Her eyes sparkled as she tapped on an image like runny peanut butter. “Maybe Mama called it ‘caramel’ because my father refused to learn Spanish, but it could have been dulce de leche.”
She fled to the pantry and scanned the shelves, murmuring about sweetened evaporated milk and holding her fingers about three inches tall. When I found the can on a shelf above her head, she hugged the cheap milk to her chest and flounced back to the kitchen. I bit back a grin at how cute she looked hugging the tiny can.
By the time I emerged, she’d pulled pans out of the drawers. Her face beamed as she scraped out every last drop with a rubber spatula. Sliding the pans into the bottom oven reverently, she closed the door with a dreamy look before moving back to her dough.
Nearly an hour passed while we baked and talked about my work. Most people’s eyes glaze over when I talk about corporate mergers, but she asked thoughtful questions about the current deal, a Silicon Valley software company acquiring a Brooklyn startup. A project I should be working on now … but my hands were covered in sticky apple juice.
“Do you like your job?” she asked.
Hmmm. Nobody had ever asked me that.
I’d wanted to be a lawyer since my first visit to Dad’s firm. He let me sit at the conference table while his clients signed their closing documents, their expressions elated when he handed over the keys to their new house. I started applying to law schools right after Nick moved to LA to pursue acting and I missed him so much it hurt, so I googled 'Best Law School in California.
It wasn’t my fault Stanford was 300 miles north of Hollywood.
Then I met Victoria, the only other student who aced the Contracts final.

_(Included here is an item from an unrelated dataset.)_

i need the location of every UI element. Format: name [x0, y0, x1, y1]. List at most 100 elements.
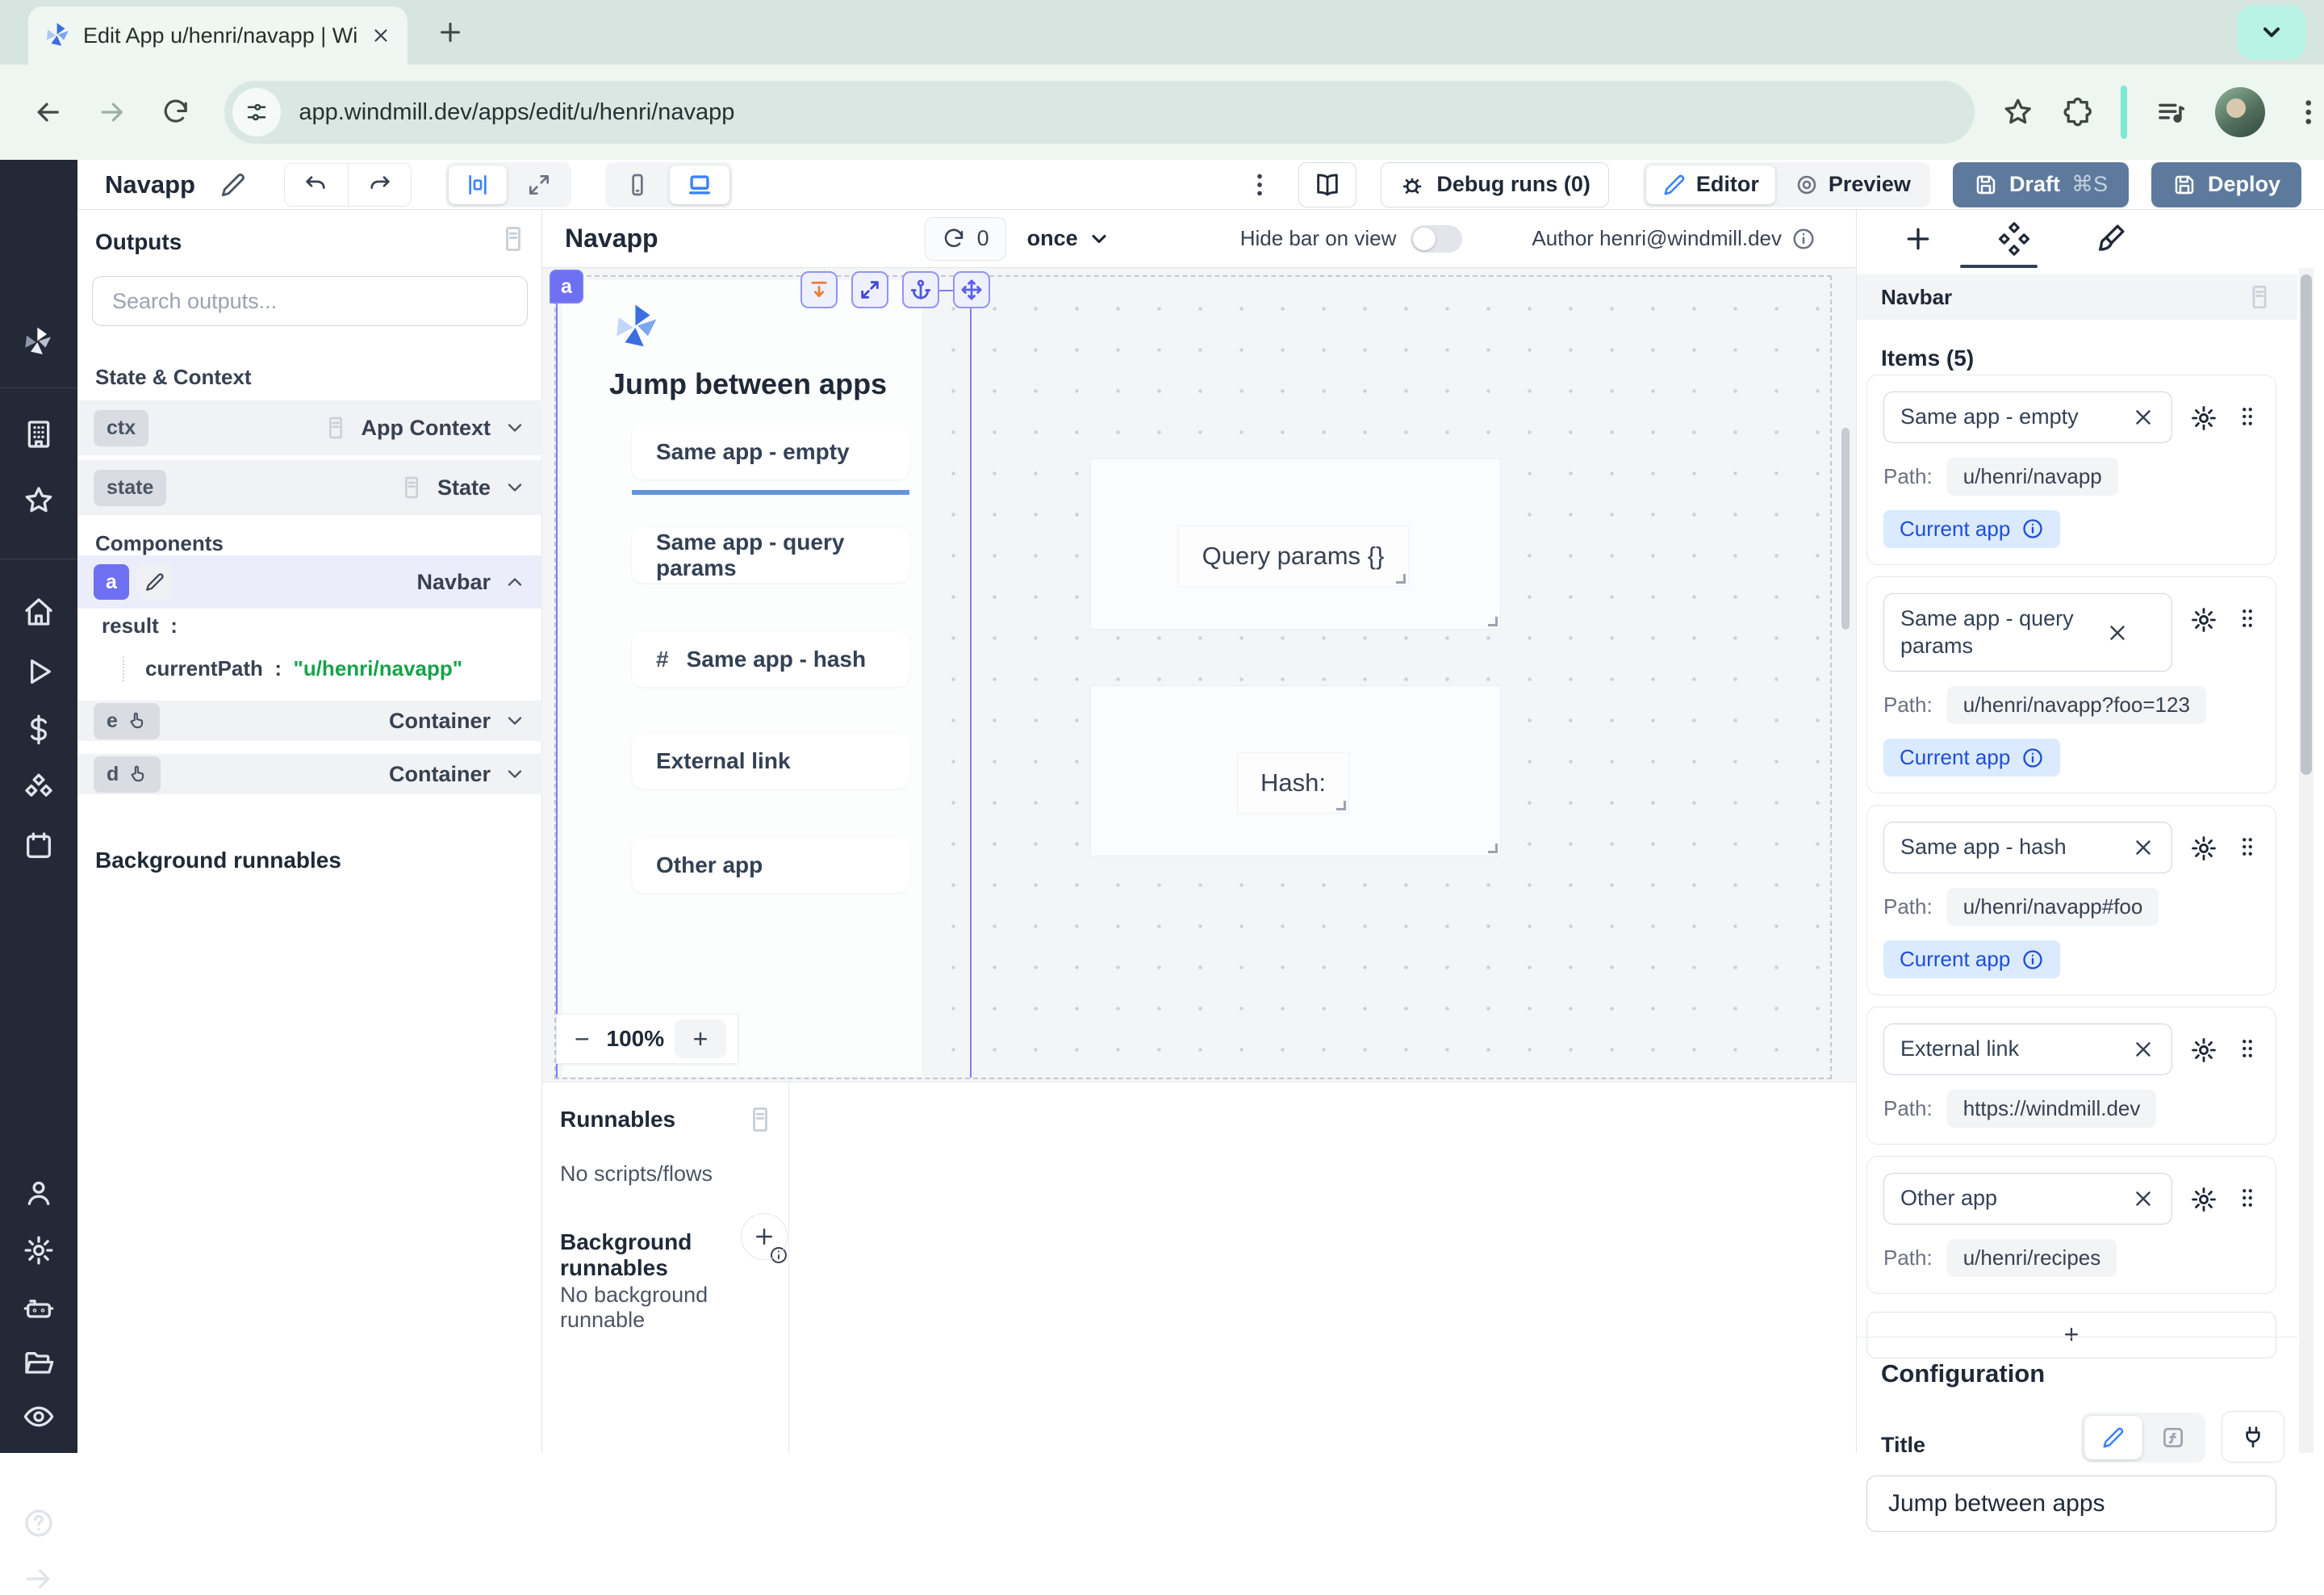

We studied together so much that dating felt inevitable. When she started at Hamilton & Houghton, she pulled strings to get me a job at the prestigious firm.
I liked the challenge and the competition. I liked how much they paid, and people's impressed expressions at my title.
But did I like it?
“I’m good at it. Do you like being a social worker?”
“I love it,” she said on a soft exhale, like she didn’t want anybody to find out in case they would take it away from her.
One of her many buzzers dinged. Pulling on an oven mitt, a flour handprint on her hip brought my attention to her perfect ass. Suddenly I wasn’t thinking about my job, and my mouth watering wasn’t from the sweet caramel smell.
The pan’s contents looked golden and gooey. She dipped in a teaspoon and the caramel cascaded in a golden waterfall. Her tongue peeked out to wet her bottom lip as her eyes flicked to my mouth. “You want the first taste?”
Jesus Christ, more than anything.
My hands gripped the edge of the counter to disguise the tightening in my pants. When I opened my mouth, her lips parted to mirror mine. The caramelized sugar touched my tongue and an involuntary moan escaped. Fuck, it was incredible. I closed my lips over the spoon as her eyelids dropped halfway. My fingertips wrapped below hers and she reluctantly released the spoon.